Twenty girls from Team B.C.’s U19 women’s box lacrosse team, along with their families, gathered with Lekeyten before their first practice in Langley, where he emphasized the deep connections between lacrosse and indigenous heritage being just as important as running drills.

“There was a big stone plate between Chehalis and Harrison Hot Springs along the Chehalis River where people would gather and play lacrosse,” Lekeyten said as he told the girls a story of lacrosse his father had passed down to him.

“They would compete for weeks; they would all bring food, they would all feed each other,” Lekeyten said.

He reiterated to the girls what an honour it is to play lacrosse, and how much indigenous communities value the sport.

“Now Chehalis people look at that rock as a sacred rock, and they don’t let anyone up there because it’s looked after as history.”  

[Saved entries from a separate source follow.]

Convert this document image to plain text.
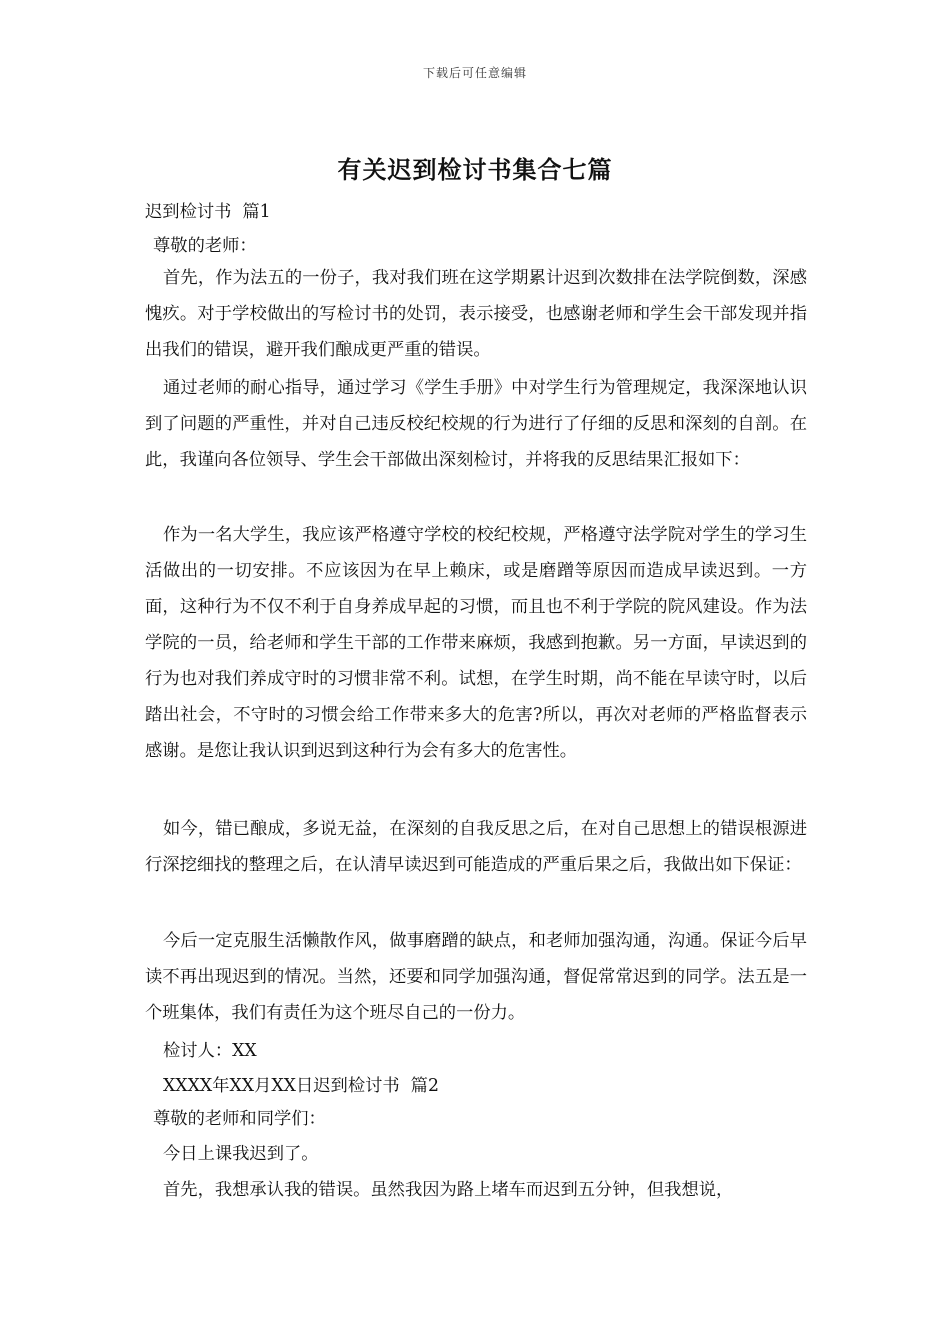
下载后可任意编辑
有关迟到检讨书集合七篇
迟到检讨书  篇1
尊敬的老师：
首先，作为法五的一份子，我对我们班在这学期累计迟到次数排在法学院倒数，深感愧疚。对于学校做出的写检讨书的处罚，表示接受，也感谢老师和学生会干部发现并指出我们的错误，避开我们酿成更严重的错误。
通过老师的耐心指导，通过学习《学生手册》中对学生行为管理规定，我深深地认识到了问题的严重性，并对自己违反校纪校规的行为进行了仔细的反思和深刻的自剖。在此，我谨向各位领导、学生会干部做出深刻检讨，并将我的反思结果汇报如下：
作为一名大学生，我应该严格遵守学校的校纪校规，严格遵守法学院对学生的学习生活做出的一切安排。不应该因为在早上赖床，或是磨蹭等原因而造成早读迟到。一方面，这种行为不仅不利于自身养成早起的习惯，而且也不利于学院的院风建设。作为法学院的一员，给老师和学生干部的工作带来麻烦，我感到抱歉。另一方面，早读迟到的行为也对我们养成守时的习惯非常不利。试想，在学生时期，尚不能在早读守时，以后踏出社会，不守时的习惯会给工作带来多大的危害?所以，再次对老师的严格监督表示感谢。是您让我认识到迟到这种行为会有多大的危害性。
如今，错已酿成，多说无益，在深刻的自我反思之后，在对自己思想上的错误根源进行深挖细找的整理之后，在认清早读迟到可能造成的严重后果之后，我做出如下保证：
今后一定克服生活懒散作风，做事磨蹭的缺点，和老师加强沟通，沟通。保证今后早读不再出现迟到的情况。当然，还要和同学加强沟通，督促常常迟到的同学。法五是一个班集体，我们有责任为这个班尽自己的一份力。
检讨人：XX
XXXX年XX月XX日迟到检讨书  篇2
尊敬的老师和同学们：
今日上课我迟到了。
首先，我想承认我的错误。虽然我因为路上堵车而迟到五分钟，但我想说，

Kwantlen First Nations elder Lekeyten gives opening remarks and sings honour song before Team B.C.’s first practice.

A family affair: lacrosse is more than just a game

Stories similar to Lekeyten’s are echoed throughout indigenous communities across Canada and the U.S., as lacrosse is deeply rooted in family and tradition. It is a sport most of the athletes on Team B.C. have inherited from their parents.

For people like athlete Ainsley Allan and her mother Tara White, lacrosse has always been a part of their family.

“My father’s name is Timothy White, and he passed away when he was 18. For the past 36 years, my family has hosted the Tim White Memorial Lacrosse Tournament and I have basically grown up in an arena,” said White.

Allan has been playing lacrosse for eight years and White says opportunities like the indigenous games will allow her daughter to meet, not only other girls, but other indigenous girls.

“She’s never been able to play with Inuit, Métis and other aboriginal girls and to learn other cultures and heritages that are similar to hers. I’m really proud of her for that,” said White.

Team B.C. athletes represent a variety of indigenous communities. 

A significant step for indigenous female athletes

For some of the girls on Team B.C., this is the first opportunity they’ve had to play on an all-girls team because lacrosse has always been a male-dominated sport. It’s aggressive with a lot of checking and hitting. With a lack of girls’ leagues, some girls quit once puberty hit because the boys were simply too big.

Mattea Shima’s mother, Danya, grew up loving lacrosse.

“I had three daughters, and I never in a million years imagined, even as they were growing up and getting older, that lacrosse would be a sport for them because it was just not an option. But just recently, my whole world changed when girls teams like this started sprouting up,” she said.

Team B.C. doesn’t fall into the stereotype of “girls not being as aggressive as boys.” Their first practice as a team was high energy, and the girls weren’t afraid to hit each other. Each athlete seemed like she had something to prove – that her skills and training warranted her being on the team.

Métis athlete Sophie Scobie said she uses lacrosse as an outlet.

“I like the people who come out to play and I love the aggression and intensity of the sport.”

Team B.C. athletes Emmery Borg and Reese Jones show no restraint during the team’s first practice.

It’s not all about bringing home gold

Emotions and traditions aside, hopes are high for the team.

“I’m not going to lie, I really hope to see gold at the end of the games,” said Cherlyn Billy, the team’s manager.

“But in the end, it’s not about winning, it’s about playing the sport so well that, at the end of the day, people respect the fact that you were there and you never stopped playing. That you had that same passion you started with at the end as well.”

This year’s North American Indigenous Games are being held in Toronto, Ont., from July 16 to 23.

Team B.C. U19 women’s box lacrosse team pose at the Langley Events Centre with Vancouver Stealth players (Rhys Duch and Corey Small), general manager Doug Locker and owner Denise Watkins.